今は一人暮らしなのでどうなのかと問えば、大学の寮なので食事は出るらしい。
「東京ですよね? どこの大学なんすか?」
「早稲谷~」
「あ、うちの部の先輩が行ってます。野球部で」
「野球部最近人気あるよね~。だいたいほとんど大介君の影響だろうけど」
「え、大学もっすか?」
「てか今、流れ的に野球全般が一番人気になってるんじゃない? 神宮はあたしも見に行ったよ」
大介は既にスーパースターのようらしい。
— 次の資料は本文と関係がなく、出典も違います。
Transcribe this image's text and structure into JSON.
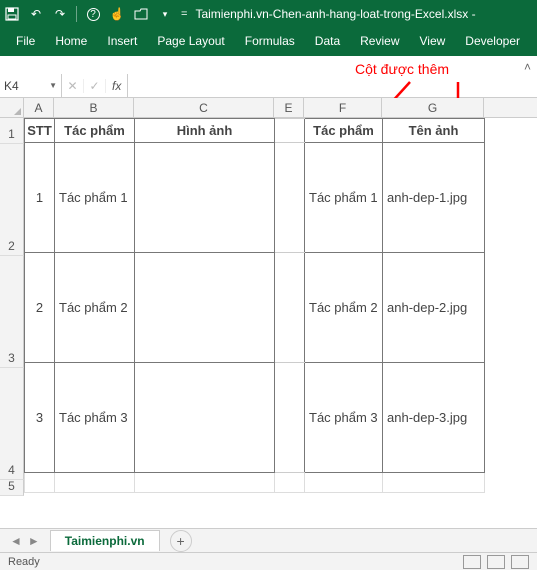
{
  "titlebar": {
    "filename": "Taimienphi.vn-Chen-anh-hang-loat-trong-Excel.xlsx -"
  },
  "ribbon": {
    "tabs": [
      "File",
      "Home",
      "Insert",
      "Page Layout",
      "Formulas",
      "Data",
      "Review",
      "View",
      "Developer"
    ]
  },
  "formula_bar": {
    "name_box": "K4",
    "fx_label": "fx",
    "value": ""
  },
  "annotation": {
    "text": "Cột được thêm"
  },
  "columns": {
    "A": "A",
    "B": "B",
    "C": "C",
    "E": "E",
    "F": "F",
    "G": "G"
  },
  "row_numbers": [
    "1",
    "2",
    "3",
    "4",
    "5"
  ],
  "headers": {
    "stt": "STT",
    "tacpham": "Tác phẩm",
    "hinhanh": "Hình ảnh",
    "tacpham2": "Tác phẩm",
    "tenanh": "Tên ảnh"
  },
  "rows": [
    {
      "stt": "1",
      "tp": "Tác phẩm 1",
      "img": "",
      "tp2": "Tác phẩm 1",
      "ten": "anh-dep-1.jpg"
    },
    {
      "stt": "2",
      "tp": "Tác phẩm 2",
      "img": "",
      "tp2": "Tác phẩm 2",
      "ten": "anh-dep-2.jpg"
    },
    {
      "stt": "3",
      "tp": "Tác phẩm 3",
      "img": "",
      "tp2": "Tác phẩm 3",
      "ten": "anh-dep-3.jpg"
    }
  ],
  "sheet_tab": {
    "name": "Taimienphi.vn"
  },
  "statusbar": {
    "ready": "Ready"
  }
}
分かってはいたが、こういうように身近でも扱われると戸惑う。
ワールドカップがあればサッカーが人気になるように、今は野球にビッグウェーブが来ているのだ。
元々野球は日本のお家芸でもある。
しかしどんなスポーツであっても、その人気が本当に上がるのは、スーパースターが誕生するからだ。
上杉勝也以来野球の人気は復権度合いが強かったが、ワールドカップは普段甲子園中継を見ない層でも一部では盛り上がったらしい。なにせ世界大会である。
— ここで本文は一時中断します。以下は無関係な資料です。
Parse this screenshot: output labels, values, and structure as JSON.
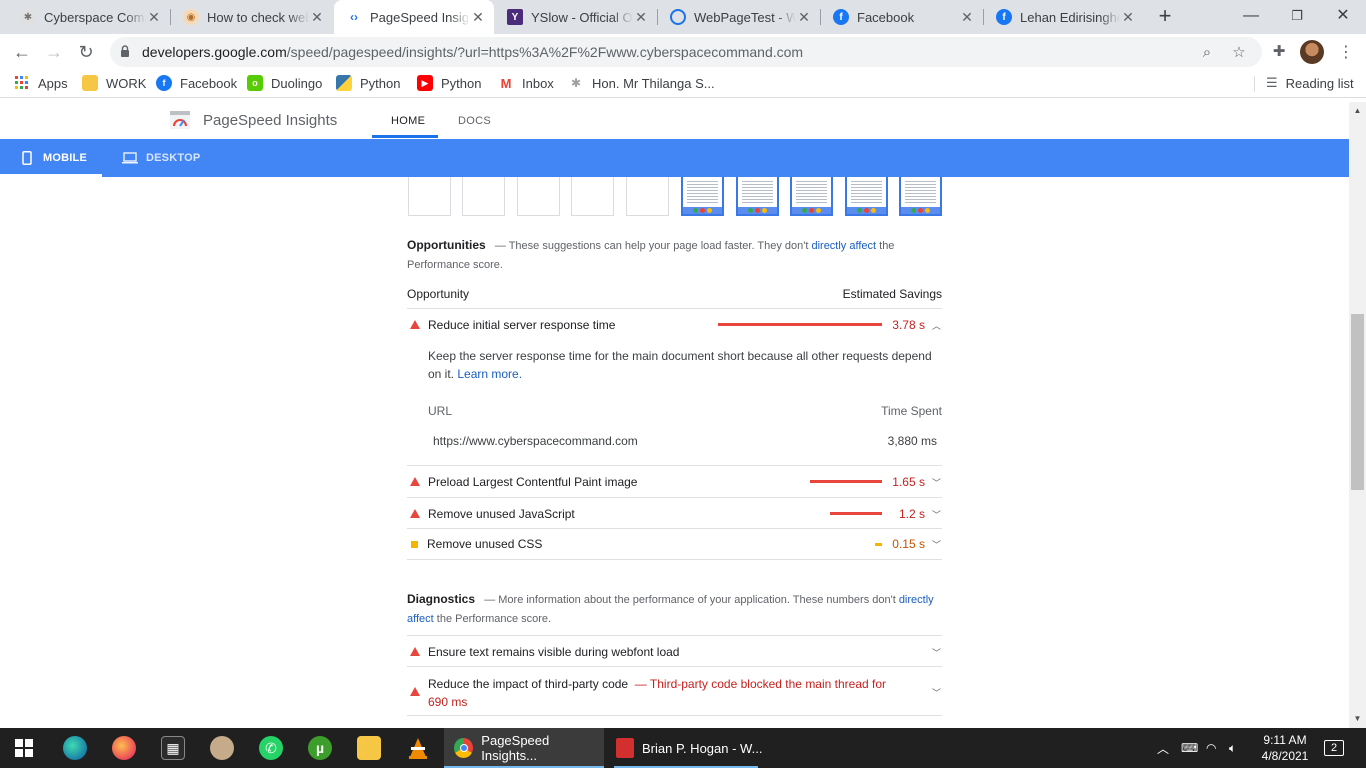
{
  "browser": {
    "tabs": [
      {
        "title": "Cyberspace Comm",
        "icon": "cyberspace-favicon",
        "color": "#9e9e9e"
      },
      {
        "title": "How to check web",
        "icon": "howto-favicon",
        "color": "#b06d2e"
      },
      {
        "title": "PageSpeed Insigh",
        "icon": "pagespeed-favicon",
        "color": "#1a73e8",
        "active": true
      },
      {
        "title": "YSlow - Official Op",
        "icon": "yslow-favicon",
        "color": "#4a2c7a"
      },
      {
        "title": "WebPageTest - We",
        "icon": "webpagetest-favicon",
        "color": "#1a73e8"
      },
      {
        "title": "Facebook",
        "icon": "facebook-favicon",
        "color": "#1877f2"
      },
      {
        "title": "Lehan Edirisinghe",
        "icon": "facebook-favicon",
        "color": "#1877f2"
      }
    ],
    "url_host": "developers.google.com",
    "url_path": "/speed/pagespeed/insights/?url=https%3A%2F%2Fwww.cyberspacecommand.com",
    "bookmarks": [
      {
        "label": "Apps",
        "icon": "apps-grid-icon",
        "color": "#ea4335"
      },
      {
        "label": "WORK",
        "icon": "folder-icon",
        "color": "#f6c744"
      },
      {
        "label": "Facebook",
        "icon": "facebook-icon",
        "color": "#1877f2"
      },
      {
        "label": "Duolingo",
        "icon": "duolingo-icon",
        "color": "#58cc02"
      },
      {
        "label": "Python",
        "icon": "python-icon",
        "color": "#3776ab"
      },
      {
        "label": "Python",
        "icon": "youtube-icon",
        "color": "#ff0000"
      },
      {
        "label": "Inbox",
        "icon": "gmail-icon",
        "color": "#ea4335"
      },
      {
        "label": "Hon. Mr Thilanga S...",
        "icon": "seal-icon",
        "color": "#9e9e9e"
      }
    ],
    "reading_list": "Reading list"
  },
  "psi": {
    "title": "PageSpeed Insights",
    "nav": {
      "home": "HOME",
      "docs": "DOCS"
    },
    "devices": {
      "mobile": "MOBILE",
      "desktop": "DESKTOP"
    },
    "filmstrip_frames": 10,
    "filmstrip_loaded_from": 5
  },
  "opportunities": {
    "heading": "Opportunities",
    "desc_prefix": "— These suggestions can help your page load faster. They don't ",
    "desc_link": "directly affect",
    "desc_suffix": " the Performance score.",
    "col_left": "Opportunity",
    "col_right": "Estimated Savings",
    "items": [
      {
        "title": "Reduce initial server response time",
        "savings": "3.78 s",
        "savings_s": 3.78,
        "severity": "fail",
        "expanded": true
      },
      {
        "title": "Preload Largest Contentful Paint image",
        "savings": "1.65 s",
        "savings_s": 1.65,
        "severity": "fail"
      },
      {
        "title": "Remove unused JavaScript",
        "savings": "1.2 s",
        "savings_s": 1.2,
        "severity": "fail"
      },
      {
        "title": "Remove unused CSS",
        "savings": "0.15 s",
        "savings_s": 0.15,
        "severity": "average"
      }
    ],
    "expanded_detail": {
      "text": "Keep the server response time for the main document short because all other requests depend on it.",
      "learn_more": "Learn more.",
      "col_url": "URL",
      "col_time": "Time Spent",
      "rows": [
        {
          "url": "https://www.cyberspacecommand.com",
          "time": "3,880 ms"
        }
      ]
    }
  },
  "diagnostics": {
    "heading": "Diagnostics",
    "desc_prefix": "— More information about the performance of your application. These numbers don't ",
    "desc_link": "directly affect",
    "desc_suffix": " the Performance score.",
    "items": [
      {
        "title": "Ensure text remains visible during webfont load"
      },
      {
        "title": "Reduce the impact of third-party code",
        "note": "— Third-party code blocked the main thread for 690 ms"
      }
    ]
  },
  "taskbar": {
    "apps": [
      {
        "label": "PageSpeed Insights...",
        "icon": "chrome-icon"
      },
      {
        "label": "Brian P. Hogan - W...",
        "icon": "pdf-icon"
      }
    ],
    "time": "9:11 AM",
    "date": "4/8/2021",
    "notifications": "2"
  },
  "colors": {
    "accent": "#4285f4",
    "fail": "#e8453c",
    "average": "#f4b400",
    "link": "#1a5ec0"
  }
}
まあ大介もご近所さんのみならず、母の職場からまで色紙をどんと渡されたので、確かに人気があるのは知っていたが。
照れくさいと言うよりは、どうも自分のこととは思えない大介である。
「元から野球好きだったんすか?」
「お父さん高校球児だったよね? てか君の大先輩」
「え!? 白富東!?」
「言ってなかったっけ?」
この父もそこそことぼけた男である。
そもそもこの新しい父とのの馴れ初めが、大介が後輩でセンバツ行きを決めたことから話題がつながったらしい。
なるほど一人の人間の影響が、色々なところに飛び火するものである。
「あたしが学校で行けなかったのに」
妹の佐和がむすっとしているが、そもそも三里の応援だろうに。
「センバツは三里もたぶん出場出来るはずだから、一緒に応援来たらいいよ」
どちらかというと大介に隔意を持っていそうな佐和であっただけに、こういう話題が展開しやすい時には、好感度を上げておきたい。母の今後のためにも。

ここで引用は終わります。